Loss-making bus firm 'pauses' operations amid funding search

The concept involves aggregating demand from passengers and running services only when they are viable

 

Snap: is this innovative coach service the future of travel?

Snap, an innovative intercity bus operator, has announced a “temporary pause in operations” while talks with its backers continue.

The business model involves using spare capacity from local coach companies to run long-distance services, mainly to and from London.

Its slogan promises a trip from “A to B like a VIP” for fares as low as £5, with demand aggregated and trips operated only when there are enough passengers.

Passengers register their interest in travelling on a particular route on a specific date on their smartphones.

Since Snap began running coaches between Nottingham and London in 2016, it has carried 220,000 passengers.

At the end of service on Monday 17 June, services will stop and booked passengers will be given full refunds.

The firm’s founder and chief executive, Thomas Ableman, said he hoped operations would resume in September

Since its launch in October 2016, Snap has been financed by venture capital funding markets.

It raised additional funds in September 2017. Another investment round, which began in January 2019, has not yet closed.

While some individual routes have been “cash positive”, Snap is loss-making as a whole.

Mr Ableman said: ”This is not an unusual model for businesses such as Snap that have a central tech development overhead.”

“Despite strong support from our largest investor, we still need to close a deal with new co-investors to ensure we have sufficient growth capital for future cities.

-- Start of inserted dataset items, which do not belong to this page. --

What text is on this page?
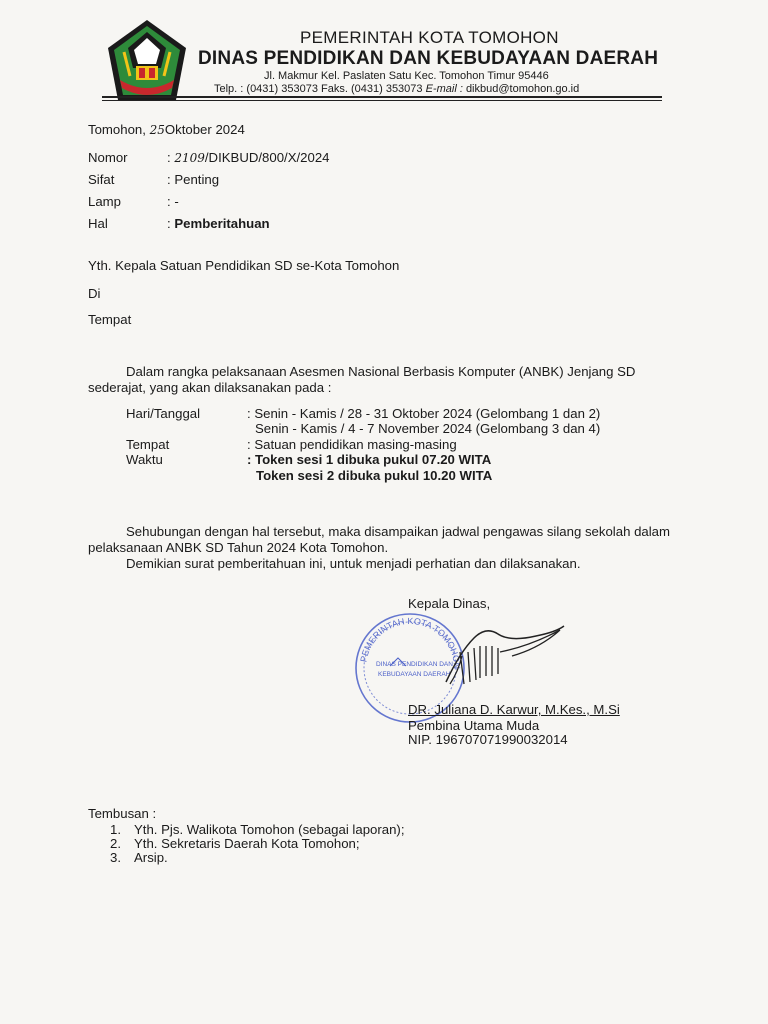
PEMERINTAH KOTA TOMOHON
DINAS PENDIDIKAN DAN KEBUDAYAAN DAERAH
Jl. Makmur Kel. Paslaten Satu Kec. Tomohon Timur 95446
Telp. : (0431) 353073 Faks. (0431) 353073 E-mail : dikbud@tomohon.go.id
Tomohon, 25Oktober 2024
Nomor	: 2109/DIKBUD/800/X/2024
Sifat	: Penting
Lamp	: -
Hal	: Pemberitahuan
Yth. Kepala Satuan Pendidikan SD se-Kota Tomohon
Di
Tempat
Dalam rangka pelaksanaan Asesmen Nasional Berbasis Komputer (ANBK) Jenjang SD
sederajat, yang akan dilaksanakan pada :
Hari/Tanggal	: Senin - Kamis / 28 - 31 Oktober 2024 (Gelombang 1 dan 2)
Senin - Kamis / 4 - 7 November 2024 (Gelombang 3 dan 4)
Tempat	: Satuan pendidikan masing-masing
Waktu	: Token sesi 1 dibuka pukul 07.20 WITA
Token sesi 2 dibuka pukul 10.20 WITA
Sehubungan dengan hal tersebut, maka disampaikan jadwal pengawas silang sekolah dalam
pelaksanaan ANBK SD Tahun 2024 Kota Tomohon.
Demikian surat pemberitahuan ini, untuk menjadi perhatian dan dilaksanakan.
Kepala Dinas,
PEMERINTAH KOTA TOMOHON
DINAS PENDIDIKAN DAN
KEBUDAYAAN DAERAH
DR. Juliana D. Karwur, M.Kes., M.Si
Pembina Utama Muda
NIP. 196707071990032014
Tembusan :
1. Yth. Pjs. Walikota Tomohon (sebagai laporan);
2. Yth. Sekretaris Daerah Kota Tomohon;
3. Arsip.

“Many businesses at this stage would keep quiet, carry on fundraising in the background and not reveal there was a problem until they went bust. That is not the kind of company I have set out to lead.

“All our operators will receive full payment for trips run and will be offered payment equal to the profits they would have earned for future contracted trips.”

It faced competition from established coach operators, Megabus and National Express, as well as the railways.